Je älter Fried­rich Wilhelm wurde, desto besser verstand er, wie schlecht der Vater regierte und wie sehr er sich durch Hofschran­zen mani­pu­lie­ren ließ, die ihn lobten, sich selbst berei­cher­ten und den Staat verkom­men ließen. Also wollte er mithel­fen und diesen Staat, den er mal erben würde, auf Vorder­mann brin­gen. Darum musste er weg vom Berli­ner Hof. Sein Vater schenkte ihm ein Schloss in Wuster­hau­sen und eine Hand­voll Solda­ten mit Unter­of­fi­zier zum Exer­zie­ren.
Wuster­hau­sen liegt auf halbem Wege zwischen Berlin und Kossen­blatt. Das Schloss war nicht groß. Irgend­wie ein Zwischen­ding zwischen Burg und Renais­sance-Doppel­haus. Nie hatte jemand baro­cke Verzie­run­gen ange­bracht. Die Wände waren weiß; die Böden bestan­den aus groben Holz­die­len, auf denen man prima mit Stie­feln herum­lau­fen konnte.
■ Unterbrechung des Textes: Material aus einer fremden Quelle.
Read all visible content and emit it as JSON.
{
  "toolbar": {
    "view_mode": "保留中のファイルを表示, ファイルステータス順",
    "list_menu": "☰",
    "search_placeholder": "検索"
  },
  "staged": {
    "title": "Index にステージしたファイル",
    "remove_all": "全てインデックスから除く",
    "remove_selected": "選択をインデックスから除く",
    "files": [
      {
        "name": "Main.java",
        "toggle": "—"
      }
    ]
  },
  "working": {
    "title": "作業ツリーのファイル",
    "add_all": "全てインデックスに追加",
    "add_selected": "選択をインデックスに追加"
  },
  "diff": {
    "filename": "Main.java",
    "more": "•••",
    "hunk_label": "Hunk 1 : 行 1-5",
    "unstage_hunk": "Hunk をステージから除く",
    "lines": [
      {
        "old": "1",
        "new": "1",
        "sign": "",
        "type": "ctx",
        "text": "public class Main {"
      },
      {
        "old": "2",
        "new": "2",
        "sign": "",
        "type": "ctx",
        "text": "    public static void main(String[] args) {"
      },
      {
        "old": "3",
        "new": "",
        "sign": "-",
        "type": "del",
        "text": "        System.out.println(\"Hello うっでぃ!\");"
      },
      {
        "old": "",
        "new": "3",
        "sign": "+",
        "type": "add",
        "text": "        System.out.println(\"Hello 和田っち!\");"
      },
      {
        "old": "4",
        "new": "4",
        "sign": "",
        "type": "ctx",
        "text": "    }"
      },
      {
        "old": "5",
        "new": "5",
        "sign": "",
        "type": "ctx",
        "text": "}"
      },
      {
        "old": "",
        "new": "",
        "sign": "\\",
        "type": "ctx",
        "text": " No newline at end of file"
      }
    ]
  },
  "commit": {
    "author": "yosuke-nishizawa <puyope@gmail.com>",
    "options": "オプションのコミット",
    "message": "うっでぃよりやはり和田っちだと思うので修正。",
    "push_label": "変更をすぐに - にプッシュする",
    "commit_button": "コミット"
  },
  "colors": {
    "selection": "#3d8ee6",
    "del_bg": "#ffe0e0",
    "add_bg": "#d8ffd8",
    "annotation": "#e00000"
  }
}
Hier beschäf­tigte er sich erstens mit dem Exer­zie­ren und zwei­tens mit der Jagd, die einmal sein großes Hobby werden sollte. Hier konnte er tragen, was manche Jungs nun einmal gerne tragen: Solda­ten­kla­mot­ten. Hier hatte er Ruhe vor den Blicken und dem Getu­schel am Hof. Vor allem aber hatte der Hof Ruhe vor ihm.
Als er dann König war und man den Ort Königs Wuster­hau­sen nannte – ein Name, dessen Länge bis heute der S‑Bahn Schwie­rig­kei­ten berei­tet – kam er jeden Herbst ein paar Monte mit der ganzen Fami­lie her, um zu jagen. Frau und Kinder fanden es schreck­lich. Zugig, primi­tiv, beengt und lang­wei­lig. Natür­lich regierte der König in der Jagd­sai­son von hier aus weiter. Hier wurde auch das in Küstrin voll­streckte Todes­ur­teil Leut­nant Kattes unter­zeich­net.
Vor allem aber hat er sein Leben lang weiter­ge­macht mit dem, was als Spiel begann: eine Armee aufbauen und in Schuss halten. Darum nannte man ihn den Solda­ten­kö­nig.
Die Armee war eine reine Vertei­di­gungs­ar­mee. Seine Solda­ten waren ihm viel zu wert­voll, um sie in Krie­gen zu verhei­zen. Viel­leicht kommt das daher, dass er als Kind mit echten Solda­ten gespielt hatte.
In den Gene­ra­tio­nen danach spielte man mit Zinn­sol­da­ten, Play­mo­bil­männ­chen und Modell-Eisen­bah­nen. Der Maßstab 1:87 trennte Spiel und Wirk­lich­keit.
Nun schie­ßen die Solda­ten wieder mit täuschend echten Compu­ter­spie­len, genau wie sie sie als Kind kennen­ge­lernt hatten.